The Children’s Invasion

I wanted to draw your attention to an editorial at the Christian Science Monitor on the sharp increase in the number of unaccompanied minors coming into the United States across the Mexican border:

Some observers suggest that the US has earned a reputation in Latin American countries for being “soft” on undocumented women and children, a policy, they say, that only encourages more of them to cross the border. Some of the children are being allowed to join family members already in the US legally. Others are being passed along to private aid organizations for temporary shelter.

Politicians in both US political parties, as well as private aid agencies, wonder how the US will be able to afford to care for such an influx of vulnerable children and, in some cases, their mothers. The cost of dealing with children entering the US illegally is expected to rise to $2 billion in 2015, up from $868 million in 2014, the Obama administration estimates.

It is in the nature of Americans – as well as in American self-interest – to want to help improve, through aid and diplomacy, the economic and political situations south of its border so that fewer desperate individuals, including children, will try to cross into the US illegally. The US can also try to put a stronger fence around its “yard” to keep unwanted immigrants and their problems outside.

But once a child is here, on the doorstep, Americans know that bringing that child inside and providing help is their only choice.

Something that has gone too long unremarked upon is that this isn’t just another American problem. Children aren’t coming from Guatemala and Honduras through 1,000 miles of Mexico by transporter beam. I do not believe such a thing could occur without Mexican acquiescence or connivance. This is a regional issue and we should be engaged in multi-lateral talks that include not just Mexico but the “donor” countries as well. Aid to assist these countries in helping the desperate people coming here would be cheaper than stemming a humanitarian disaster after it’s already arrived on our doorstep.

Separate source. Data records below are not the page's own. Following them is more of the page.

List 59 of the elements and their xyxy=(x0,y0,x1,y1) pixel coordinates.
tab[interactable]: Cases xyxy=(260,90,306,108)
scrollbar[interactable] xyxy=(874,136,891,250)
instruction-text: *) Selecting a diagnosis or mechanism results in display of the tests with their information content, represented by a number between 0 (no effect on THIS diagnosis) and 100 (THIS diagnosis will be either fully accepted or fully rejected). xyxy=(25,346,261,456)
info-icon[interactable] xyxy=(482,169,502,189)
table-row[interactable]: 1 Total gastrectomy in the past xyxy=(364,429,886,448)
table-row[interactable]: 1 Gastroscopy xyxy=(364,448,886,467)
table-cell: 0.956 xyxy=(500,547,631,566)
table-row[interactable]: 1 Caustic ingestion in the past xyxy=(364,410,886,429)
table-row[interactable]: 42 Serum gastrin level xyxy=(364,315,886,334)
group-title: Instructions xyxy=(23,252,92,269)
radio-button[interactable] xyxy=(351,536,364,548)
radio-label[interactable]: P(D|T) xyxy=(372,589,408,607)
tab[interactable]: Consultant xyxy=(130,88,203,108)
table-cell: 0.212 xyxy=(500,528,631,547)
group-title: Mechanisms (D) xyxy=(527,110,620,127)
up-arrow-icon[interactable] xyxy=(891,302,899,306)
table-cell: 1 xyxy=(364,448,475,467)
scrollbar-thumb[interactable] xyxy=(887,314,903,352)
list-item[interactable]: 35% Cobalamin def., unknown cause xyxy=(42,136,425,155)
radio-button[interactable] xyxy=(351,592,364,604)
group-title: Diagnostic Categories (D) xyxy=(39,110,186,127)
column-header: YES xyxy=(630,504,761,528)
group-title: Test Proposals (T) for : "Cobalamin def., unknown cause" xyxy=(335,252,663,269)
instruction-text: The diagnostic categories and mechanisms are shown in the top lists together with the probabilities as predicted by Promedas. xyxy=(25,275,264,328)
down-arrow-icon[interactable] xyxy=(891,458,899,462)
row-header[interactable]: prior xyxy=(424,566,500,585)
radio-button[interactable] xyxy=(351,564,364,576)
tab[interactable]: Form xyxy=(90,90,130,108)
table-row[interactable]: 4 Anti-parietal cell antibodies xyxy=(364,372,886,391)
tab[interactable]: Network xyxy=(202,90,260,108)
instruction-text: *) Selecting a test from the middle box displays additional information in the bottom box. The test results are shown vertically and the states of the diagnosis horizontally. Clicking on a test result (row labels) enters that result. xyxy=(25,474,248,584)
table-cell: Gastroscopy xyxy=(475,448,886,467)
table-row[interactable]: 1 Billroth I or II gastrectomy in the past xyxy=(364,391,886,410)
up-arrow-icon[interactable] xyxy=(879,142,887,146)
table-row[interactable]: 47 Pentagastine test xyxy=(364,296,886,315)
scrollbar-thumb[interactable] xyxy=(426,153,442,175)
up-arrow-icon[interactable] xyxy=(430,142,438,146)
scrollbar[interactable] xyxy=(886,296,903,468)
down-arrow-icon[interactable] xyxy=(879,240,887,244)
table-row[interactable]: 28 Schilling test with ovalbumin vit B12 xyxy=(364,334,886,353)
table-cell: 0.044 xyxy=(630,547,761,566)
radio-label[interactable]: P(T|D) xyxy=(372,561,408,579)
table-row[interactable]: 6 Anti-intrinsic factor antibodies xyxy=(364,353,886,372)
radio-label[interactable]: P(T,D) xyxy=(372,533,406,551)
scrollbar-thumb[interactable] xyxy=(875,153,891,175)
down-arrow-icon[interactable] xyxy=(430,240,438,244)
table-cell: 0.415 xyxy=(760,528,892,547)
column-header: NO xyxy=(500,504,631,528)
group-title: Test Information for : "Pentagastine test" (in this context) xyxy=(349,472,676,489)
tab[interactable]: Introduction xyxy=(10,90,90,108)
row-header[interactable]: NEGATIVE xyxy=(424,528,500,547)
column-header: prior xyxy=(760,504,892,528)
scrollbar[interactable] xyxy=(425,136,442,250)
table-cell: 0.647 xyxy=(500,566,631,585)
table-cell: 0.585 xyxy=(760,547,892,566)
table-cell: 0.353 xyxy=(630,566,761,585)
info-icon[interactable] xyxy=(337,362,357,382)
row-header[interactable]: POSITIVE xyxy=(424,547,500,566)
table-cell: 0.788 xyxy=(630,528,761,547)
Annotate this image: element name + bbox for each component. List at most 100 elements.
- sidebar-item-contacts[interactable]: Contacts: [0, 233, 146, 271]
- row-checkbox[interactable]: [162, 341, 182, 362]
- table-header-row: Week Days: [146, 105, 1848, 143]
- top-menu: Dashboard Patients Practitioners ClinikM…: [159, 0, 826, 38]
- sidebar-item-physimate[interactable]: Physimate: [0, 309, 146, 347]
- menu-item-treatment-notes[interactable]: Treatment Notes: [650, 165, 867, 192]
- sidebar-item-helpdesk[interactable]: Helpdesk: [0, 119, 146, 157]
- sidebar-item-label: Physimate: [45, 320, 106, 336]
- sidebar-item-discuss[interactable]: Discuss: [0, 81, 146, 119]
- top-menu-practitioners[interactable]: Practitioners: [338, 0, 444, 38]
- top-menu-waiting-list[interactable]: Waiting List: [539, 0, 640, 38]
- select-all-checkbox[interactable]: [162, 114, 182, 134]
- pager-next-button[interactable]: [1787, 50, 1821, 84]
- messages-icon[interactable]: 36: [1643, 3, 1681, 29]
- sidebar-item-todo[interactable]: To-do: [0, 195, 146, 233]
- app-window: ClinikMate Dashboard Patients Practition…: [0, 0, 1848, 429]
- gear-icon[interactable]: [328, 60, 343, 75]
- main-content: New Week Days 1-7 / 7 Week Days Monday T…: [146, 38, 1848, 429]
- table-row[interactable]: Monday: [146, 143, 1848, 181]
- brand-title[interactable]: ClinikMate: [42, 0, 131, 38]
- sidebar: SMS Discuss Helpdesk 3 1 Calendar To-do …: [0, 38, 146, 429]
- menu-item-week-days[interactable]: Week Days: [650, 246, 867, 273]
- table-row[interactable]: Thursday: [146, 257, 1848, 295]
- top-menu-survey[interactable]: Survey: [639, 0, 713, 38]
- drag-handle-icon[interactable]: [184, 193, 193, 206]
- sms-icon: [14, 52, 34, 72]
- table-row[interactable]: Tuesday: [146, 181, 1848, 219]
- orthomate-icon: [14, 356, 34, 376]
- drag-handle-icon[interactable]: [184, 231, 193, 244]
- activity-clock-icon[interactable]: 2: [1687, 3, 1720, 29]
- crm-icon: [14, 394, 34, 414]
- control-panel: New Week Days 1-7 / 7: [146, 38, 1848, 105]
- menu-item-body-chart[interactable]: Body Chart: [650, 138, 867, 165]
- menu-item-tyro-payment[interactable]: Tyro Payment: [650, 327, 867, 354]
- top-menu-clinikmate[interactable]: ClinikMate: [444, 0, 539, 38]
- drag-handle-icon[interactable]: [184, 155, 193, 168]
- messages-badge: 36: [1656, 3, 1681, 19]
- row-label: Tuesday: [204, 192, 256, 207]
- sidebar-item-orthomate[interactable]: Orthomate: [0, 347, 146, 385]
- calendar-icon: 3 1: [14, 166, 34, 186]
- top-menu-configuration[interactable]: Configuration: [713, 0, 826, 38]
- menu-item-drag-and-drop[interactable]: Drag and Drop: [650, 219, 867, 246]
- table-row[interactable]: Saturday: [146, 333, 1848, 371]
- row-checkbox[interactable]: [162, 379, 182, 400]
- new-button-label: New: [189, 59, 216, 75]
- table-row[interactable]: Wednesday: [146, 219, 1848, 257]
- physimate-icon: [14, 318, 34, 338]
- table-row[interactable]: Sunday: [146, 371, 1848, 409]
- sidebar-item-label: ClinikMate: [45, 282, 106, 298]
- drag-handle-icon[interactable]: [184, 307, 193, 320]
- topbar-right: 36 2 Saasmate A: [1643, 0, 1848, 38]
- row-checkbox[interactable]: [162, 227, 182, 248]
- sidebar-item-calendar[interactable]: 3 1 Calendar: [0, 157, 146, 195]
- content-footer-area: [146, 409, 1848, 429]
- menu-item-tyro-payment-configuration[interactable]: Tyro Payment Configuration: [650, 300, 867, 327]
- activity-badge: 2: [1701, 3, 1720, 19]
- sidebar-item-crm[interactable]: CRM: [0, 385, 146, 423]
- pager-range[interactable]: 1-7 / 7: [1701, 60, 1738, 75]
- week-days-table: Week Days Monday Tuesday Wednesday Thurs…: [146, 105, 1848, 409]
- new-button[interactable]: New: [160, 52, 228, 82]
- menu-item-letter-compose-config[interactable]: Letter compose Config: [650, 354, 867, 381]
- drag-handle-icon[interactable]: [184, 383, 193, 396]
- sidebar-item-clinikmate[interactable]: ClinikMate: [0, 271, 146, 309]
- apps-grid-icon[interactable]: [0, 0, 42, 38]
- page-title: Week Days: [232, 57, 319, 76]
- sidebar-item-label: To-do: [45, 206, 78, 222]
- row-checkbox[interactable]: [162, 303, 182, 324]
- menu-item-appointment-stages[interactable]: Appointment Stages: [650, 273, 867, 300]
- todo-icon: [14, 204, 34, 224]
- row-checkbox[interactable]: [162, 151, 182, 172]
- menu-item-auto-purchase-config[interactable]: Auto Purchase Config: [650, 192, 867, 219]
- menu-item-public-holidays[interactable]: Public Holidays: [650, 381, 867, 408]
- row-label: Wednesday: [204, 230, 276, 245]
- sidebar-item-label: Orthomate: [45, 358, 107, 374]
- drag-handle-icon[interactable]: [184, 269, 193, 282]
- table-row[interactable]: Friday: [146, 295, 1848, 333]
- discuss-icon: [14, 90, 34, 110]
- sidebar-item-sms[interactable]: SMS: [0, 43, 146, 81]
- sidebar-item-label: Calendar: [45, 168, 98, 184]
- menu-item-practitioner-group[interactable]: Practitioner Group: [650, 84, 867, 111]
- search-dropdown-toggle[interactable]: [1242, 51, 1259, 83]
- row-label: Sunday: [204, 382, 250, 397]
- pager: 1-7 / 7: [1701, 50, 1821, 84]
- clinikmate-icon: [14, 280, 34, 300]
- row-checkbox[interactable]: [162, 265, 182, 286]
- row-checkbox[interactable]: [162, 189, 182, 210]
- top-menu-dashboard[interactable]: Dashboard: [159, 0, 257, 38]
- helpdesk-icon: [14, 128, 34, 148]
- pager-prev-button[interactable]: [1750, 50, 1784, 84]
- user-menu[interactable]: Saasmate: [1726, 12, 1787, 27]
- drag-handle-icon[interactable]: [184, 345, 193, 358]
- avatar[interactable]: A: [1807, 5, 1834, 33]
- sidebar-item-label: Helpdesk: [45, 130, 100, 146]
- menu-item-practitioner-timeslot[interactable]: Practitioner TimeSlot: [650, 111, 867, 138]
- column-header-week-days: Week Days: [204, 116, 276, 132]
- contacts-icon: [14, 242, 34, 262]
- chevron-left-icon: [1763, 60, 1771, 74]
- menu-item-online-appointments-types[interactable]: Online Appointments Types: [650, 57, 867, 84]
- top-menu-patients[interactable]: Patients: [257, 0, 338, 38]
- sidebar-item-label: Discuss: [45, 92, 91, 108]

This is yet another example of unexpected secondary effects. There are so many to choose from! Dilatory American policy. Public musing by high officials. Confused immigration policy. The dangers of agricultural monoculture.

5 comments… add one
  • ...

    Some of the children are teens with gang affiliations, it seems. And the Mexican cartels seem to be behind this both because there’s some money to be made in human trafficking and because the flood of people makes drug trafficking easier.

    And I thought this flood of people was supposed to lessen, not increase.

  • ...

    And as long as we keep bringing those children in and letting them stay, they will keep coming. We should look after our own before taking on everyone else’s problems.

  • CStanley

    Regarding the “donor countries”, in the case of Guatemala the political situation has been steadily deteriorating over the past year since Rios Montt’s conviction for genocide was overturned. More recently I think the reformer Attorney General Paz y Paz is being pushed out of office. This has to be causing fear among the people whose families lived through the horrors of the country’s long civil war.

    Since the reasons for the exodus aren’t just economic, I’m skeptical whether aid would help.

  • Jimbino

    As a Hispanic myself; who pays taxes through the nose to support the Amerikan breeders and the mis-education of their offspring, let me say that I would prefer to support Latino kids. Let them come!

    If the breeders have the right to pop out kids willy-nilly, why shouldn’t I have the right to designate my tax dollars to a kid from North and Central America?

  • International adoptions are a thing.